Given those changes, we can rerun our build, and see that …

  1. the build still works!

We can also resync the Gradle project in IntelliJ, and after waiting a while for IntelliJ to do some indexing, we can run our tests and programs within the IDE.

Our tests still pass, so we haven’t broken anything, but neither have we proved that we can use Kotlin in our project. Let’s test that by writing a hello world program in the root package of our Java source tree:

fun main() {
    println("hello, world")
}

We can run that within the IDE by clicking on the little green arrow in the left hand margin next to “fun main()”.

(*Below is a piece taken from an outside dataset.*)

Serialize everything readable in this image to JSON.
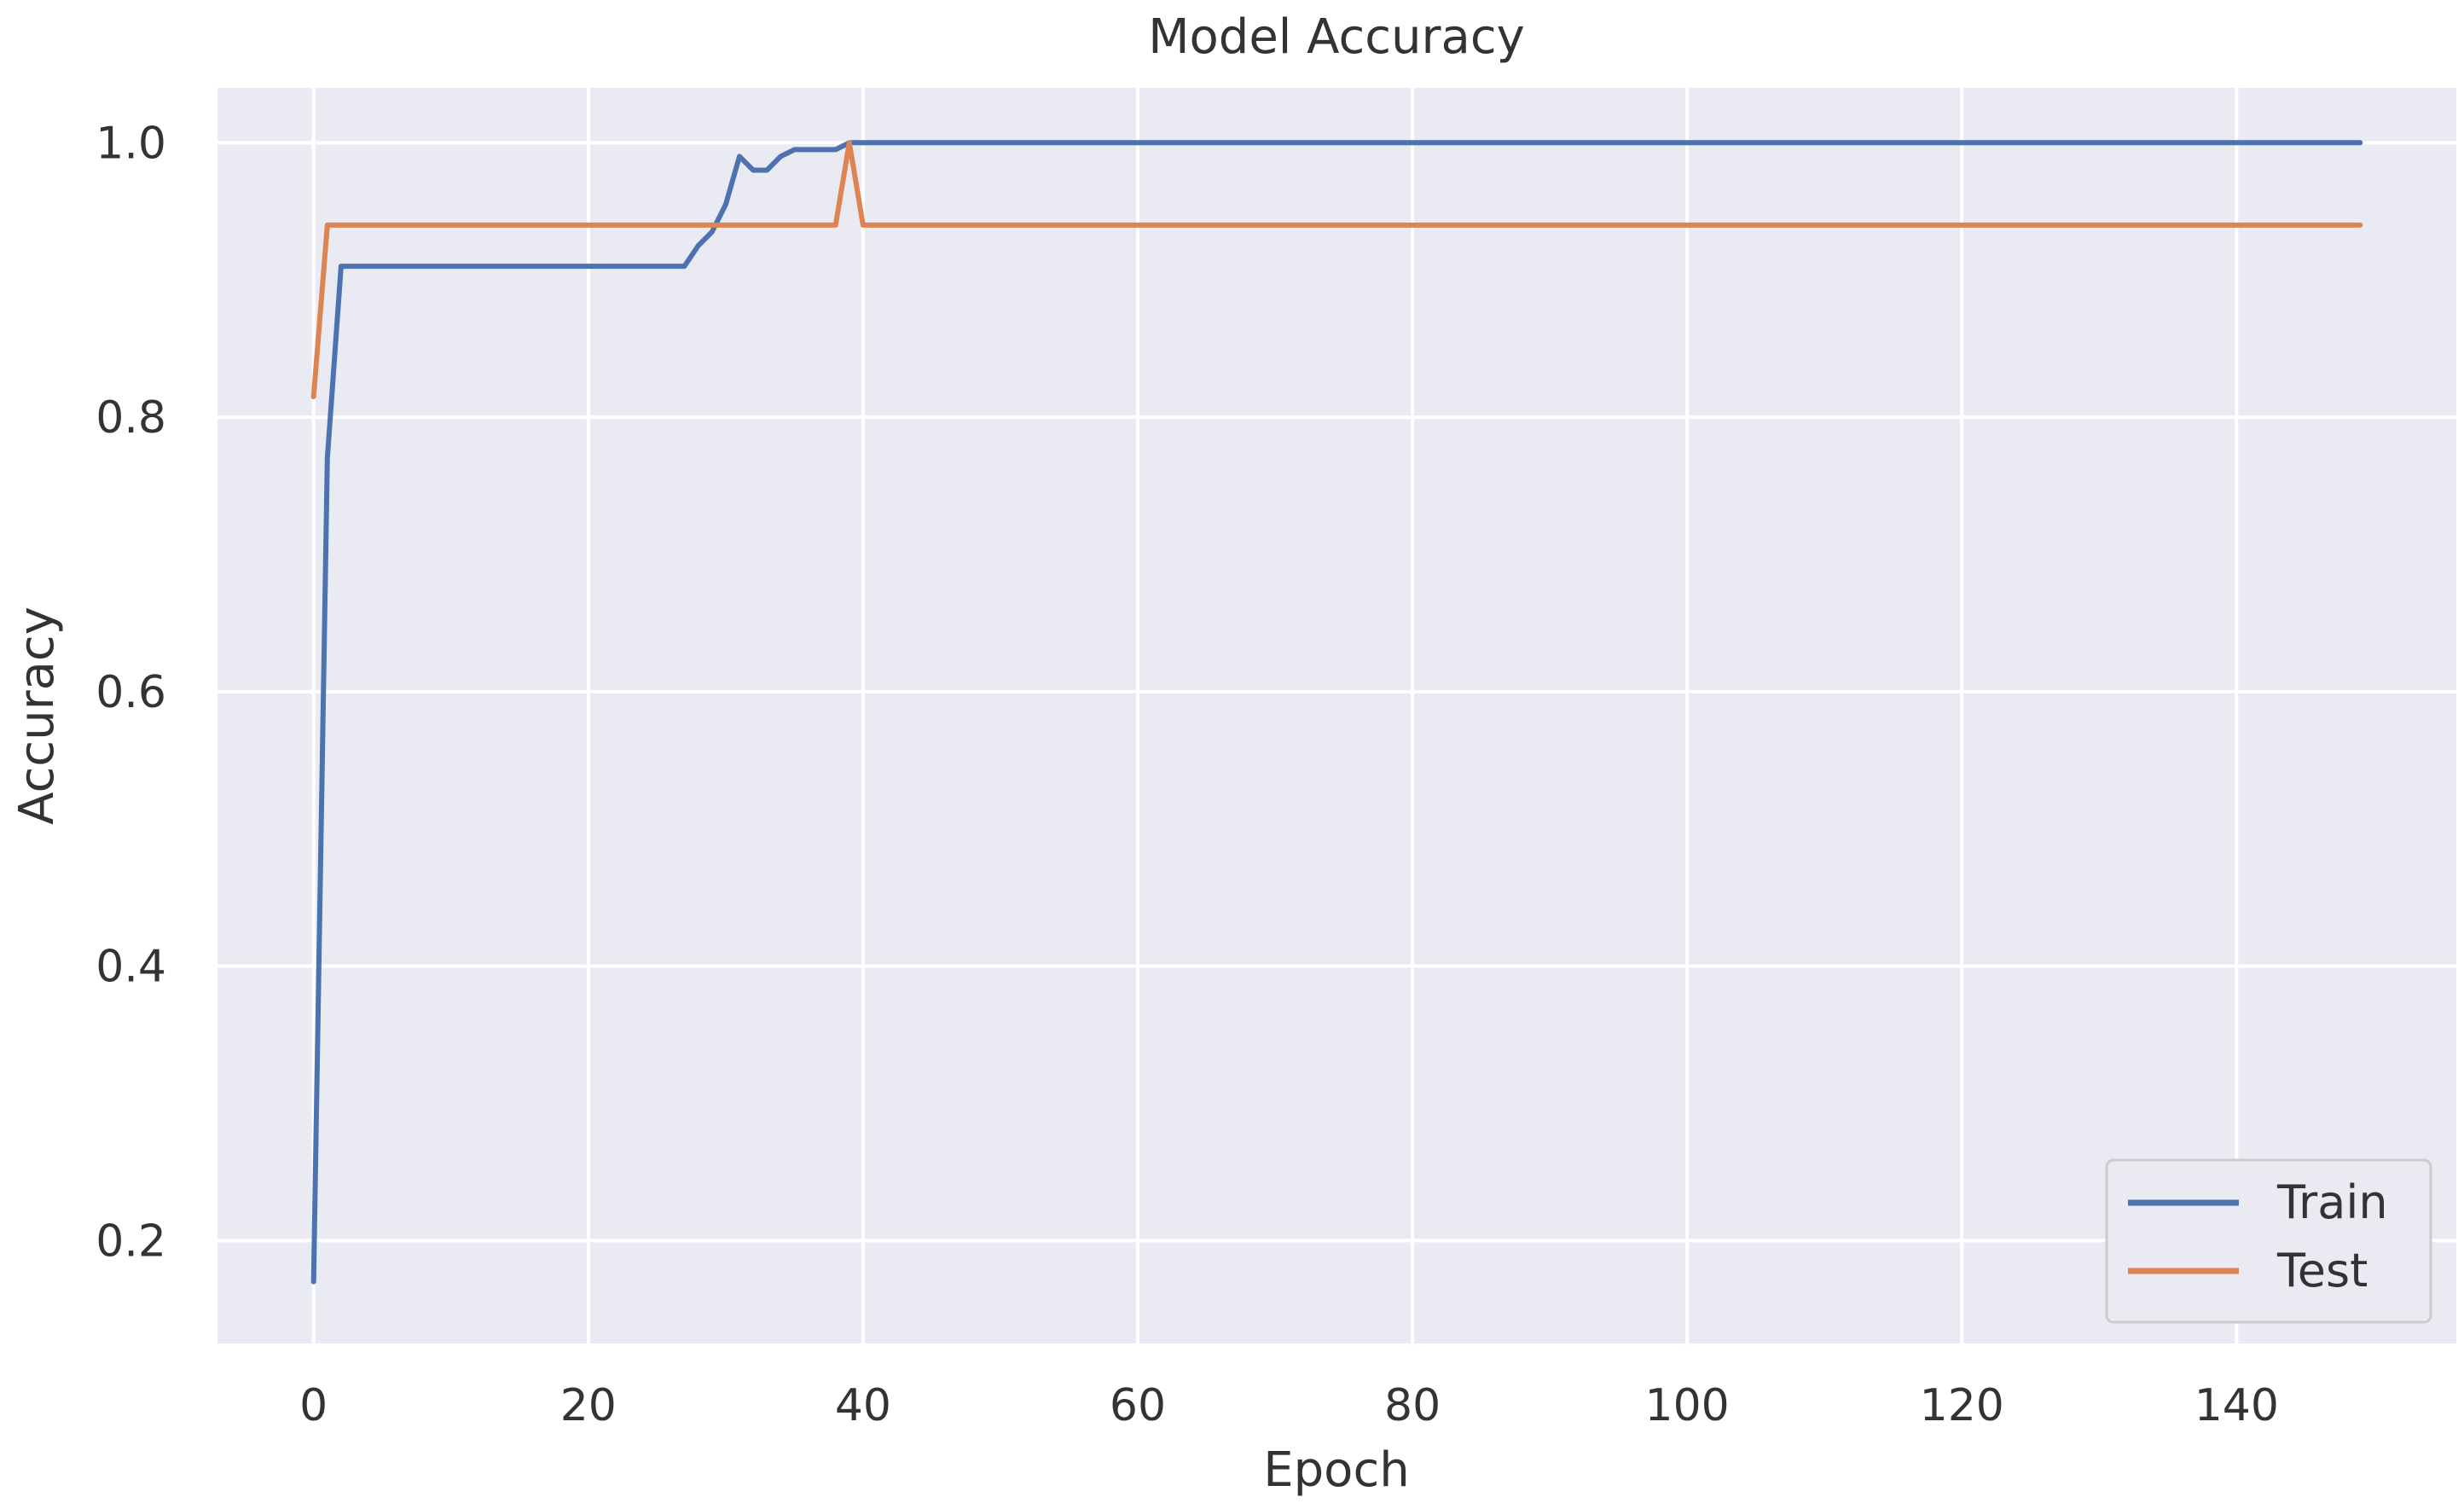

And we can run our build, and then run it from the command line with the java command. Compiling the source file named HelloWorld.kt creates a Java class file named HelloWorldKt. We’ll look into how Kotlin source gets translated into Java class files in more detail later, but for now, we can run our program with the java command like so:

$ java -cp build/classes/kotlin/main HelloWorldKt
hello, world

It lives!

Let’s delete HelloWorld.kt — it’s done its job — commit and push.

We now have the option to use Kotlin in our project - the first part of this chapter gives some pointers to where to start using it.

Conclusions

Adding Kotlin to a Java build is straightforward, even if we expect the instructions here to be out of date for most of the life of this book.

Devising a strategy for moving code from Java to Kotlin is more complicated and context-specific. Individual projects should examine where Java is and isn’t working for them, and where using Kotlin would alleviate problems and improve the code. In Chapter 3, we’ll look at what is involved in converting an existing Java class to Kotlin.